Think of unlayering each levels of abstraction… they’re easier to understand seperately.
You launch a kernel with a grid of blocks of work. The GPU executes your code on all the blocks and returns.
How does the GPU execute the blocks of the grid? It gives one or more blocks to each SM and tells it to work. When the SM finishes a block, the GPU gives it another to work on. When all blocks are done, the GPU returns.
How does the SM execute a block? The blocks have one or more warps. There may be more than one block, but the SM basically makes a big queue of all the warps from all the blocks. It takes one warp from the queue every one tick of the clock and executes it for one clock. The next tick, it executes the next warp on the queue (it doesn’t have to wait for the first warp to finish!) and on the next tick, another warp, and so on. Warps that finish their one tick of computation get put back onto the queue to wait for their chance to evaluate their next instruction. A warp can take many ticks of latency, even hundreds, to finish, especially if they’re waiting for memory. When all the warps from one block are done, the SM tells the kernel and may get a new block.

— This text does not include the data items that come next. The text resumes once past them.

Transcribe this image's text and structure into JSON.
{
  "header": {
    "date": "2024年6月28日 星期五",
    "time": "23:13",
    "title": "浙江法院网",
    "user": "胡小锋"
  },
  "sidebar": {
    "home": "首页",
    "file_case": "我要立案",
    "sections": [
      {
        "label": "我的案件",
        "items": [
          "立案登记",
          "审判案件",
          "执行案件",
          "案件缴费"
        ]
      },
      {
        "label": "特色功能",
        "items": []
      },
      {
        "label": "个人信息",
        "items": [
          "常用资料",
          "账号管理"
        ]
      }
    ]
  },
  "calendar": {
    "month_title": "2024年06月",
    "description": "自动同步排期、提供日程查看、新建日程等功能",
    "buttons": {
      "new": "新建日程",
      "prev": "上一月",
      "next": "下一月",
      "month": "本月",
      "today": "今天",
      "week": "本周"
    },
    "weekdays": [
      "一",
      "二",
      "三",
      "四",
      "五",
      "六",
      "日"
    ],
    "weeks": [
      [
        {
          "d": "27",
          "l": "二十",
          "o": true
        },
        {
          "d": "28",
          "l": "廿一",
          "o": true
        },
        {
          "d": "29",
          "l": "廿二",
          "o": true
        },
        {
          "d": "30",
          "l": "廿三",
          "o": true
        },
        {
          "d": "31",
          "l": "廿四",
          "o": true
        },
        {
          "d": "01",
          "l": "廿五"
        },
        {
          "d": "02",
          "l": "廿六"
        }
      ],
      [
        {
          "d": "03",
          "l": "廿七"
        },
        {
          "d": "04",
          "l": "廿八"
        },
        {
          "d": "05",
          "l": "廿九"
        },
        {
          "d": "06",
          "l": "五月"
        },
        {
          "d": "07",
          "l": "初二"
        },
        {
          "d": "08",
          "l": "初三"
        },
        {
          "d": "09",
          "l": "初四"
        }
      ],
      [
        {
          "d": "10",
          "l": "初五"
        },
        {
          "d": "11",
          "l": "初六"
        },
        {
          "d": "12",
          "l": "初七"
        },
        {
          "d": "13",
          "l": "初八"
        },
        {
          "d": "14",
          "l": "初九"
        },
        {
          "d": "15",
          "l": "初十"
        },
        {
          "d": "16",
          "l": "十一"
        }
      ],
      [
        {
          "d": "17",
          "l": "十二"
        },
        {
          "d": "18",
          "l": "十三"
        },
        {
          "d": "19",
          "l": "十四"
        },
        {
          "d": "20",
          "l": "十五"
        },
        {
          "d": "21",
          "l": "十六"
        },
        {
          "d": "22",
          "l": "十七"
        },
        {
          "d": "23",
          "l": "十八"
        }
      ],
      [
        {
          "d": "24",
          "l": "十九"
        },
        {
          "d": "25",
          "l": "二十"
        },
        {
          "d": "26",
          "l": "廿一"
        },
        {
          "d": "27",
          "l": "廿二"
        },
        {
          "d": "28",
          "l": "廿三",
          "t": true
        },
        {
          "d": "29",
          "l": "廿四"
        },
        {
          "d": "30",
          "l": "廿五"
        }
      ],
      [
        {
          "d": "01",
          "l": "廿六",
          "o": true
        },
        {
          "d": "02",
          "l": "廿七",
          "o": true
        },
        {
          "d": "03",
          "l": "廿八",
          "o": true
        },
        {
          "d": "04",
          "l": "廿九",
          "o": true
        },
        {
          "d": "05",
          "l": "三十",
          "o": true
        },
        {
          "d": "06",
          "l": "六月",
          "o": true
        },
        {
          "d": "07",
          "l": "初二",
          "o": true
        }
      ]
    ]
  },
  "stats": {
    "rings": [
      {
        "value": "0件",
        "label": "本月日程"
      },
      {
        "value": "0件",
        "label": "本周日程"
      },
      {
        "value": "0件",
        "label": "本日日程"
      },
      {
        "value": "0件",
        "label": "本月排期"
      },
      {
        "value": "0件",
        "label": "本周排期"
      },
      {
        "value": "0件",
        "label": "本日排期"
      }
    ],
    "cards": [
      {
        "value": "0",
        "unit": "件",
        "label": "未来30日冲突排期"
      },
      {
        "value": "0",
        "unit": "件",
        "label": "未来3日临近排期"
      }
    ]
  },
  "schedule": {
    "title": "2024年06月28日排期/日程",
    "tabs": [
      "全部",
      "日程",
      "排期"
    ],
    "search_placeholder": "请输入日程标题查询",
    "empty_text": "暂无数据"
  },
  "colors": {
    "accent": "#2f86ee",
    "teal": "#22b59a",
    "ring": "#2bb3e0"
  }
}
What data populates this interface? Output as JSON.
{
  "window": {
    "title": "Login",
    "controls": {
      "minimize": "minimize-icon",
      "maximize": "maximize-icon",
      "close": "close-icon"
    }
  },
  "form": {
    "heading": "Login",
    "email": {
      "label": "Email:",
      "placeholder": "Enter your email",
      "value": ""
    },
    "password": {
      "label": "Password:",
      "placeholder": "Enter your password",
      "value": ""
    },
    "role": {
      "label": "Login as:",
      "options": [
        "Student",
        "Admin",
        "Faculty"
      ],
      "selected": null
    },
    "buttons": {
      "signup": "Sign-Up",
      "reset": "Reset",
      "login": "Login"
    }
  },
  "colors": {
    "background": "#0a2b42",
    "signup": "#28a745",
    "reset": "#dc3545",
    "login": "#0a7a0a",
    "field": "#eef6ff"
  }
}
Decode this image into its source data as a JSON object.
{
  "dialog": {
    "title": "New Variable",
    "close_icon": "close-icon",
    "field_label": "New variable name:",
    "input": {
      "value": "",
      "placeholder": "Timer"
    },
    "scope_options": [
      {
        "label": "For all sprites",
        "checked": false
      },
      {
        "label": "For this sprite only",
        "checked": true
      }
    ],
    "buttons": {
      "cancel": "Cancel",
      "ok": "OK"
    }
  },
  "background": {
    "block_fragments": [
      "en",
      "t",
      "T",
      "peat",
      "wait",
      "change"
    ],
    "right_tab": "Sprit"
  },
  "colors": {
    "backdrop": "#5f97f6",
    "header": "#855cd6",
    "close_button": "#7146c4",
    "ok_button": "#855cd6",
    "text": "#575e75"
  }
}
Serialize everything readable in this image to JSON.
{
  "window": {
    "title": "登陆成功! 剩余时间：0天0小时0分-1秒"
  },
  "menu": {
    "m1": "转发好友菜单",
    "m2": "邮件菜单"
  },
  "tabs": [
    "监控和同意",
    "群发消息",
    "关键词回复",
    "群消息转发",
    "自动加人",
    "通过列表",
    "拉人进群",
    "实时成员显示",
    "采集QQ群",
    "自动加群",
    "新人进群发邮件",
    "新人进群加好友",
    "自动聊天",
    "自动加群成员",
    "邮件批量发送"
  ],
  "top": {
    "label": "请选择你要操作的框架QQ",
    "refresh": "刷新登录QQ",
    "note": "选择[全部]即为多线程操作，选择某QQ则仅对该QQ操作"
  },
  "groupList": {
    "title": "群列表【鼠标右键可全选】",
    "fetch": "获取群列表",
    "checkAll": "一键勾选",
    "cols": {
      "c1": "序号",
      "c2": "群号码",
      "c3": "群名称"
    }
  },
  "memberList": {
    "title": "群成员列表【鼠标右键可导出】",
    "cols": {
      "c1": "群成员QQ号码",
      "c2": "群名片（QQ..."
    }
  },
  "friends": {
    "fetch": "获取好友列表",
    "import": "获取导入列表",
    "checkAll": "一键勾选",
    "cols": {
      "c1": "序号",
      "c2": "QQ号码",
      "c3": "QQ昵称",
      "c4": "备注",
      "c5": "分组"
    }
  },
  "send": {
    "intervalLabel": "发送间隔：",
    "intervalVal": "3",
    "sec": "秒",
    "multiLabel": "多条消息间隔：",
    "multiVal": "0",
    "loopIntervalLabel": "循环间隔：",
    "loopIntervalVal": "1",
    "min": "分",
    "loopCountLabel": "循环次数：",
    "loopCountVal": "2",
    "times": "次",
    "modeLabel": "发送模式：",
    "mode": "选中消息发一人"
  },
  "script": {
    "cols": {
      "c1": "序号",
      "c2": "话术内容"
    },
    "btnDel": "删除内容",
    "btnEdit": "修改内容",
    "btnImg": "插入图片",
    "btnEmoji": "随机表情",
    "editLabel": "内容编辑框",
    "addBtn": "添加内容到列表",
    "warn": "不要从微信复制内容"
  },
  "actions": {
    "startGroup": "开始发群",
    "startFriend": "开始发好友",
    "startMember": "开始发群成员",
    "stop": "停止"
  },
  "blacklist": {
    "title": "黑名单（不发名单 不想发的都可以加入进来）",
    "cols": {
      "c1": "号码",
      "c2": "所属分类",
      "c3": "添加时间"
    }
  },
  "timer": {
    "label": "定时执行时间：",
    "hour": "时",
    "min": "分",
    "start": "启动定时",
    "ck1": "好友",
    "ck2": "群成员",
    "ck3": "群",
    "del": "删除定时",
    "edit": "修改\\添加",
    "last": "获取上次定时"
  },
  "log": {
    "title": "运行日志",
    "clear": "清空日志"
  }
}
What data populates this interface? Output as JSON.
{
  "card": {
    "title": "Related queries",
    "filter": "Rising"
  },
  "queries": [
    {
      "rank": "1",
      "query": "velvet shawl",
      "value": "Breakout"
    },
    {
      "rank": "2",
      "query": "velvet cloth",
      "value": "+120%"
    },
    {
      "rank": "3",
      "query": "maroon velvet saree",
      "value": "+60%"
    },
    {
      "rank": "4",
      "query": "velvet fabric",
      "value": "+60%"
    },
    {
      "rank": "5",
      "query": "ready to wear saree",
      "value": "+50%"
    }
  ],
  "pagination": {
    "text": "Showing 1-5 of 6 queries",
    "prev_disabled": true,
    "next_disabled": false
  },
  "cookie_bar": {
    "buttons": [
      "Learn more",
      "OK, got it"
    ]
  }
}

How is a warp executed? A warp is 32 threads wide. The warp is executed for one instruction (well, it could be two from dual-issue, but ignore that). Say the instruction is a “C=A+B”. Then the 32 threads each read “A” and “B” from registers, and the 32 SPs are given those 32 A and B values, and do the add. So the SPs are “doing the work”… they all perform the same instruction on each thread’s data.